Existing methods have been based on above measures of water by laboratory testing of core samples obtained from cores extracted from subsurface formations by core sampling tools. There have been several deficiencies with existing methods. Obtaining cores with core sampling tools at depths of interest in a formation is expensive. Side-wall cores are thus generally only obtained at a few sporadic locations from a well. In addition once the cores have been obtained, their preservation to maintain fluid content for accurate results during ongoing laboratory evaluation and analysis of the reservoir has been notoriously difficult and full of uncertainty.
For unconventional shale gas reservoirs the presence of organic matter, in addition to the complex mineralogical composition, complicates the log based methods: the uncertainty in quantity and density of organic matter and other heavy minerals, such as pyrite, makes the density porosity inaccurate.
The large amount of hydrogen in organic matter and clay bound water leads to porosity estimation from neutron logs much higher than the real value.

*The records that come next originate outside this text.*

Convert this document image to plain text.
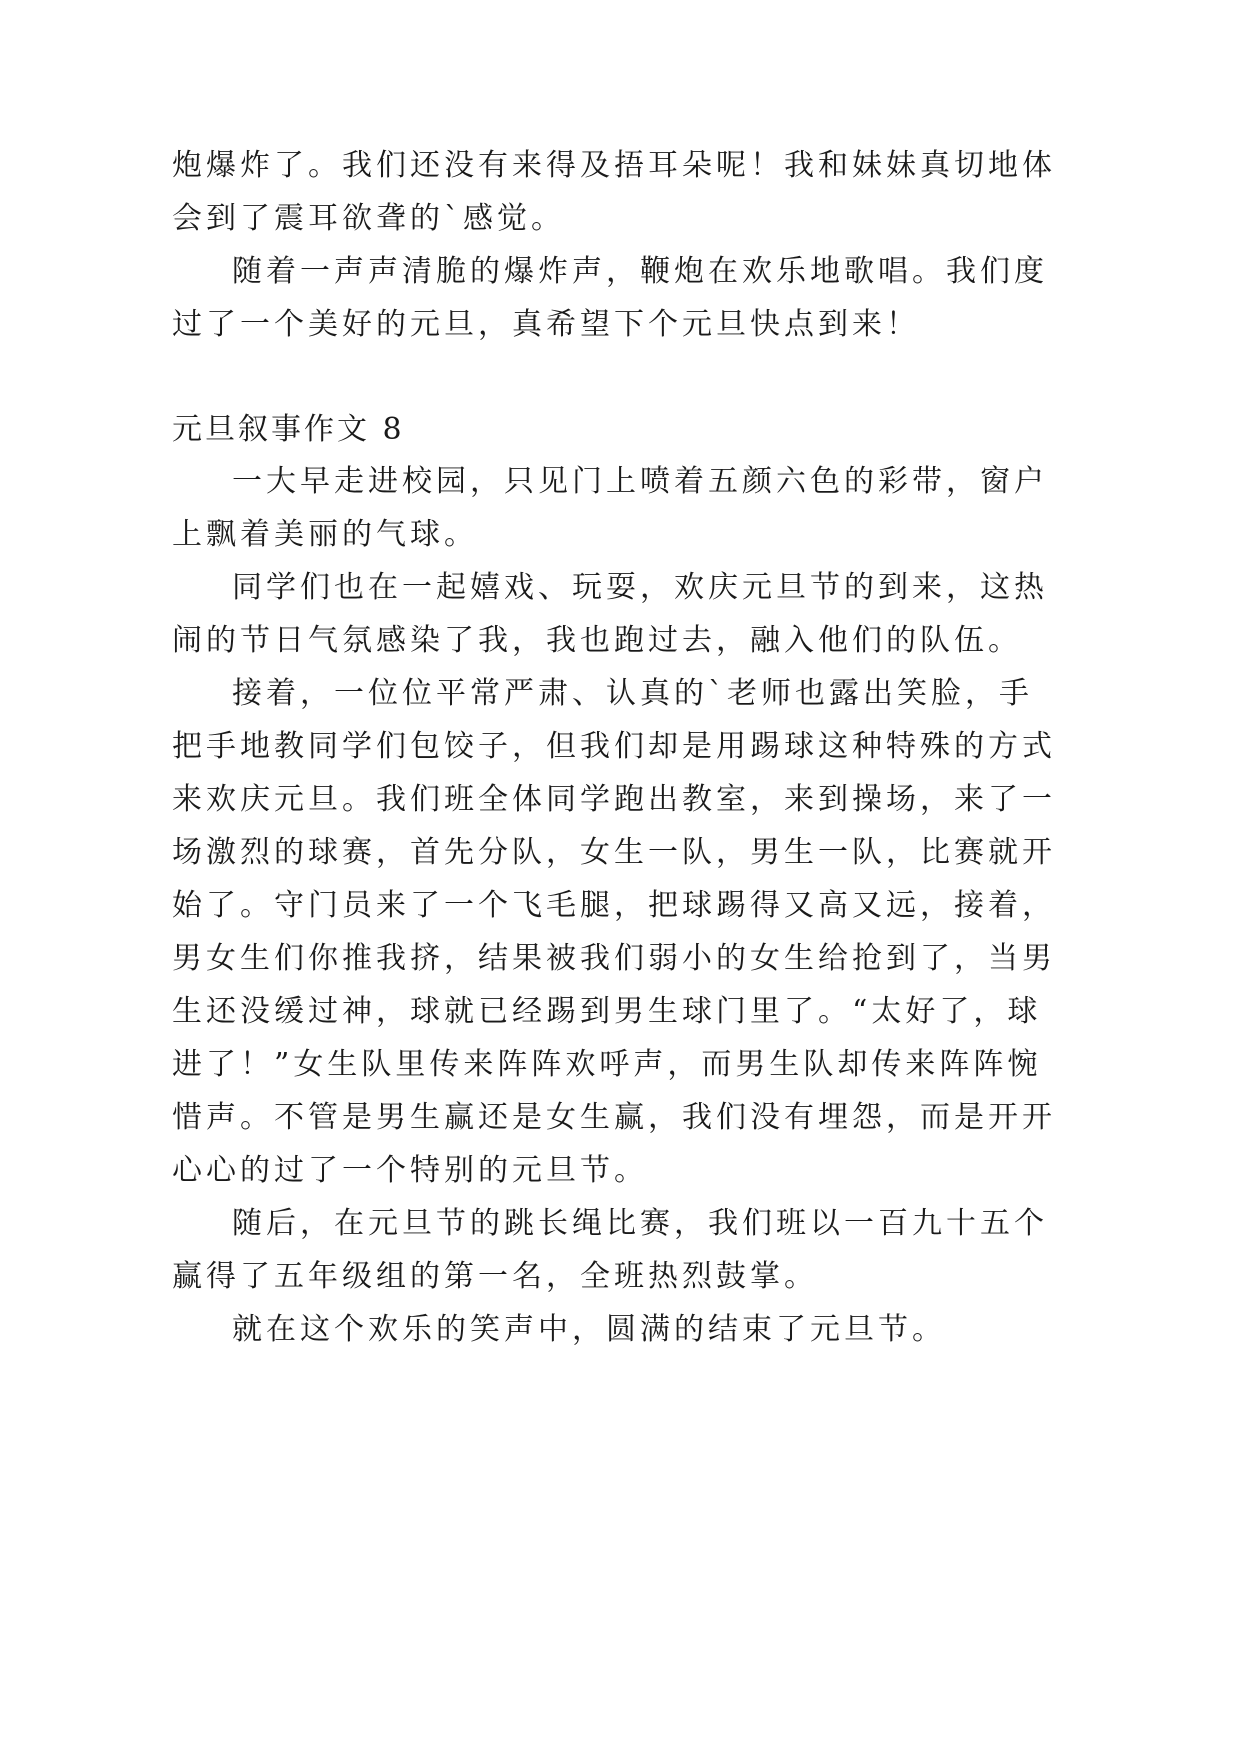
炮爆炸了。我们还没有来得及捂耳朵呢！我和妹妹真切地体
会到了震耳欲聋的`感觉。
随着一声声清脆的爆炸声，鞭炮在欢乐地歌唱。我们度
过了一个美好的元旦，真希望下个元旦快点到来！
元旦叙事作文 8
一大早走进校园，只见门上喷着五颜六色的彩带，窗户
上飘着美丽的气球。
同学们也在一起嬉戏、玩耍，欢庆元旦节的到来，这热
闹的节日气氛感染了我，我也跑过去，融入他们的队伍。
接着，一位位平常严肃、认真的`老师也露出笑脸，手
把手地教同学们包饺子，但我们却是用踢球这种特殊的方式
来欢庆元旦。我们班全体同学跑出教室，来到操场，来了一
场激烈的球赛，首先分队，女生一队，男生一队，比赛就开
始了。守门员来了一个飞毛腿，把球踢得又高又远，接着，
男女生们你推我挤，结果被我们弱小的女生给抢到了，当男
生还没缓过神，球就已经踢到男生球门里了。“太好了，球
进了！”女生队里传来阵阵欢呼声，而男生队却传来阵阵惋
惜声。不管是男生赢还是女生赢，我们没有埋怨，而是开开
心心的过了一个特别的元旦节。
随后，在元旦节的跳长绳比赛，我们班以一百九十五个
赢得了五年级组的第一名，全班热烈鼓掌。
就在这个欢乐的笑声中，圆满的结束了元旦节。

Resistivity logs fail to estimate water content in shale due to the presence of large amounts of clay and the associated surface conductivity. This excess conductivity must be accounted for. However, for clay rich shales, accounting for this excess conductivity can lead to large uncertainties in the computed water volumes.
For the core-measurement based methods, the basic porosity measurement in tight nanoporous shales is problematic. The extremely small dimensions of the pores make it difficult to clean and dry the pores. If the pores are not cleaned and dried, conventional porosity measurement methods do not provide accurate porosities. For example if the pores remain filled with water, it is not possible to expand helium into the pore space and quantitatively determine how much pore space there is in the sample.
Even when the porosity is accurately obtained, it remains difficult to estimate the hydrocarbon content based on porosity because a hydrocarbon storage model is required, which has not been reliably established. Shale contains three type of porosity, namely mineral-matrix porosity, organic-matter porosity, and fracture pores. It is not clear if hydrocarbon and/or water are present in all or only some of these pores in the reservoir. In addition, the adsorption on the pore surface can contribute a significant amount of reserve in a nanoporous system. However, the amount of adsorbed hydrocarbon at the reservoir condition may not be readily obtained from a laboratory measurement because all the pore surfaces, including those pores that only hold water in the reservoir, can contribute to the laboratory measurement. Furthermore, the presence of heavy hydrocarbons may result in capillary condensation in some shale gas reservoirs. In this condition, pore surface property and pore size distribution significantly impact the hydrocarbon in place. Therefore, laboratory measured porosity only has some guidance value in the estimation of hydrocarbon content for shale gas reservoir.